A split internet and its risks
Looking ahead, the web is likely to split into two main layers: one designed around user experience, and another optimized for automated bots. In this model, content for AI will be packaged differently, filtered, and delivered through exclusive feeds or even paid channels. This shift will change the business model for publishers and make information access, security, and control much more complicated.
A deeper problem that can arise is increased vertical integration, where the same provider controls both the AI tool and the platform hosting the data or service. For example, when large tech companies power both the decision-making AI system and the backend that carries out those decisions, it can become harder to determine if things are optimized for the user’s benefit or for the provider’s. Users may not even realize when services quietly shift in ways that better suit the platform than themselves.
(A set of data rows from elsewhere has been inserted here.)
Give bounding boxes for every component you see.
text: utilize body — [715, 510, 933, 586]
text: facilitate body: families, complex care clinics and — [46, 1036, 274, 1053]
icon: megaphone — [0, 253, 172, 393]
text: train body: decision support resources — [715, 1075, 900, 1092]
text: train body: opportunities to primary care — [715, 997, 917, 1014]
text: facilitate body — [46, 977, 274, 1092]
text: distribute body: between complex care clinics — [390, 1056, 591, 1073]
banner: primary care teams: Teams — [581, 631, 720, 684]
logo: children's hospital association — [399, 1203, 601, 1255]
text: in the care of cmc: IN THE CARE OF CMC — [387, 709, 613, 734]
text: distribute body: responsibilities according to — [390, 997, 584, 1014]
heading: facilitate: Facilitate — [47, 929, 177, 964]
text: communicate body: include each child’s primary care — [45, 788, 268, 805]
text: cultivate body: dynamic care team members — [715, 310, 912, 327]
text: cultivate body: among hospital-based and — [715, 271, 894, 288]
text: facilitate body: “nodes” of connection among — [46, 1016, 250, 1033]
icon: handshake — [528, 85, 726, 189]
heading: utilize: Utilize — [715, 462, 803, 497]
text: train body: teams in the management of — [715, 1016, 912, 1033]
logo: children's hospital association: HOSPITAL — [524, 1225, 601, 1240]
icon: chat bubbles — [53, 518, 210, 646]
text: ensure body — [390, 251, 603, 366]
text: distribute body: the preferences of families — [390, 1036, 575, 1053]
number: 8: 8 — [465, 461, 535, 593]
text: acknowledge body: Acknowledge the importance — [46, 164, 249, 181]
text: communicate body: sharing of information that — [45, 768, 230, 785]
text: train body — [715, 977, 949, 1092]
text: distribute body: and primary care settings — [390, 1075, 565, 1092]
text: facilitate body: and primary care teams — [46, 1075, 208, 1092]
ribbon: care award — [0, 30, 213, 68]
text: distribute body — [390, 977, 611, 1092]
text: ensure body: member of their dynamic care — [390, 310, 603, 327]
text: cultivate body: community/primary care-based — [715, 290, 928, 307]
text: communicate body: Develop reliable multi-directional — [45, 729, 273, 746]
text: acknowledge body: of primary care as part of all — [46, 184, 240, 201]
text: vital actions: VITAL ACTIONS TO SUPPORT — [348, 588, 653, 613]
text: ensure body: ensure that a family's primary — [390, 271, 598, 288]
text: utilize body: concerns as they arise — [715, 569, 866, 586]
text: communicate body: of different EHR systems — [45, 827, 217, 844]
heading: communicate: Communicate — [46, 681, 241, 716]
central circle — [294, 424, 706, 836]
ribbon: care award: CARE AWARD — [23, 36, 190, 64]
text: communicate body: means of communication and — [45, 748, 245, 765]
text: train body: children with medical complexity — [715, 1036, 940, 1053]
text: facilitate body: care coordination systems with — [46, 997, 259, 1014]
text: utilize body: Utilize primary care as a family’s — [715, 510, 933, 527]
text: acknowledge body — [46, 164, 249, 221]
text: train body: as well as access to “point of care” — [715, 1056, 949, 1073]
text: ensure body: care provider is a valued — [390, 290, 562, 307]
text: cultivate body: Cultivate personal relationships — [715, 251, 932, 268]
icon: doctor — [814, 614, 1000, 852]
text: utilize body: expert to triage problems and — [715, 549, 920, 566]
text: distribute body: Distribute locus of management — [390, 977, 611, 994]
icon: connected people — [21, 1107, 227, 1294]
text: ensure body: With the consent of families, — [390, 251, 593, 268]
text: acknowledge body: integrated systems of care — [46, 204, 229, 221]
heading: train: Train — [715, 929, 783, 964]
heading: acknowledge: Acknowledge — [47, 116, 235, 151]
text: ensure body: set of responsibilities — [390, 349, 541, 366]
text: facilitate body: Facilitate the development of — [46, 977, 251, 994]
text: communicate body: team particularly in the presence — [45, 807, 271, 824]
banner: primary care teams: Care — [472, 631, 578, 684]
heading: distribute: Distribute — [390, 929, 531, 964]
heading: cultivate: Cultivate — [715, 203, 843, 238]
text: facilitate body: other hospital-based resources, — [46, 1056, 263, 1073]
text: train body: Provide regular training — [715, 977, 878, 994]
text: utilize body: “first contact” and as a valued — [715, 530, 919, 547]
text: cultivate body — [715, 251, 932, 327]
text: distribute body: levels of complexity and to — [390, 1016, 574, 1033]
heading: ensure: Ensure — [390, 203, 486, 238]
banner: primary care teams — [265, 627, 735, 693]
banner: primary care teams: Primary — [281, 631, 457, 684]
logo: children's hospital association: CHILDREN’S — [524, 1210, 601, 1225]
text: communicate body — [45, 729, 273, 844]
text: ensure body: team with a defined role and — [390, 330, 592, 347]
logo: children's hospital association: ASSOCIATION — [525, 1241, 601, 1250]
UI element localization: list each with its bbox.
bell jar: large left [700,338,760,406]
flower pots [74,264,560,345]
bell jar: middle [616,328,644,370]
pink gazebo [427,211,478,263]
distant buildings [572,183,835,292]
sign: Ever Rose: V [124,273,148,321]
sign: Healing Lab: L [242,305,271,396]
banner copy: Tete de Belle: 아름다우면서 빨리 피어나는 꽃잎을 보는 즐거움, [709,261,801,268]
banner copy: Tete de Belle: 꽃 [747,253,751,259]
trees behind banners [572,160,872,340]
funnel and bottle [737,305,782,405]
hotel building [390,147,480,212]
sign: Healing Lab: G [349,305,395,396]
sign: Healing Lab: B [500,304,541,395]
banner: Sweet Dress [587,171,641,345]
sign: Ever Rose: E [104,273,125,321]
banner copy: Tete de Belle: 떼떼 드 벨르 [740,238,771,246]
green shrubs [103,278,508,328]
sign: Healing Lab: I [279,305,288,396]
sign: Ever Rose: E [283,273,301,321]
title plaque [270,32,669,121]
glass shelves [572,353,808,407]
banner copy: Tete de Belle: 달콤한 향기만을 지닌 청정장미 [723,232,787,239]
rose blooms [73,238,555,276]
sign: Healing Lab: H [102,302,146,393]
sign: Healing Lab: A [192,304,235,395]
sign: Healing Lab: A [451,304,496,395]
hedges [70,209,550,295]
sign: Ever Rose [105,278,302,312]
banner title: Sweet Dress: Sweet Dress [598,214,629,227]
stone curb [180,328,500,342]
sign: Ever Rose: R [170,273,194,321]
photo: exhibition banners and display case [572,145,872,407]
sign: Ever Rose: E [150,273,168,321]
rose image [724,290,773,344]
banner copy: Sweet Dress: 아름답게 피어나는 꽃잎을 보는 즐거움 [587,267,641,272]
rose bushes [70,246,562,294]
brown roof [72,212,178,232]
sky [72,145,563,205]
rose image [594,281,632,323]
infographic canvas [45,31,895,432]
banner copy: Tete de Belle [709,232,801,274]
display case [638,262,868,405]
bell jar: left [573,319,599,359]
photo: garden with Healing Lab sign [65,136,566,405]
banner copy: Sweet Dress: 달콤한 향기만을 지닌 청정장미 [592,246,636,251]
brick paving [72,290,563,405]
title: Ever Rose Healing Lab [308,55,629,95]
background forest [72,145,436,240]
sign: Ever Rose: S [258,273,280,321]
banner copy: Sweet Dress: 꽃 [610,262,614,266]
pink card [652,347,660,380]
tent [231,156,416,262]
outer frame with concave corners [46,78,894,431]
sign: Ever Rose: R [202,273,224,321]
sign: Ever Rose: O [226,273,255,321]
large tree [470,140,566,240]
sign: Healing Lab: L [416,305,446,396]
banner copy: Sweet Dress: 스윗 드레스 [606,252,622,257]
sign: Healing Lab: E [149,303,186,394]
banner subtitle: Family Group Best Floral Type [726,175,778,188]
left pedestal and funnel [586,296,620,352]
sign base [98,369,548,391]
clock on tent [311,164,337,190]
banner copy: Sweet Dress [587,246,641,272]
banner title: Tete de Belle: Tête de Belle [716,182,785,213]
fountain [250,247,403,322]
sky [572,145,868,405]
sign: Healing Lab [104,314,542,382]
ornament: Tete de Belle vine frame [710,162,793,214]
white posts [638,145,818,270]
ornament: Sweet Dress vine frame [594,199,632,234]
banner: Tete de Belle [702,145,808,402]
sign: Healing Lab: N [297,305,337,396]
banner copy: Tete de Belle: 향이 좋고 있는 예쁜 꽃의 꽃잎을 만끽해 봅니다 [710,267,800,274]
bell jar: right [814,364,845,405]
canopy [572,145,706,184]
The more internet tools are built just for AI agents, the less transparent the process becomes. Control over access, resources, and outcomes may rest with only a few companies, limiting visibility for outside parties and increasing instances of biased and one-sided content streams. With these changes, smaller sites and independent voices may struggle to keep up or get noticed. The design decisions made now will affect not only how data is shared or sold but also whose interests are served and whose information stays visible to both people and machines.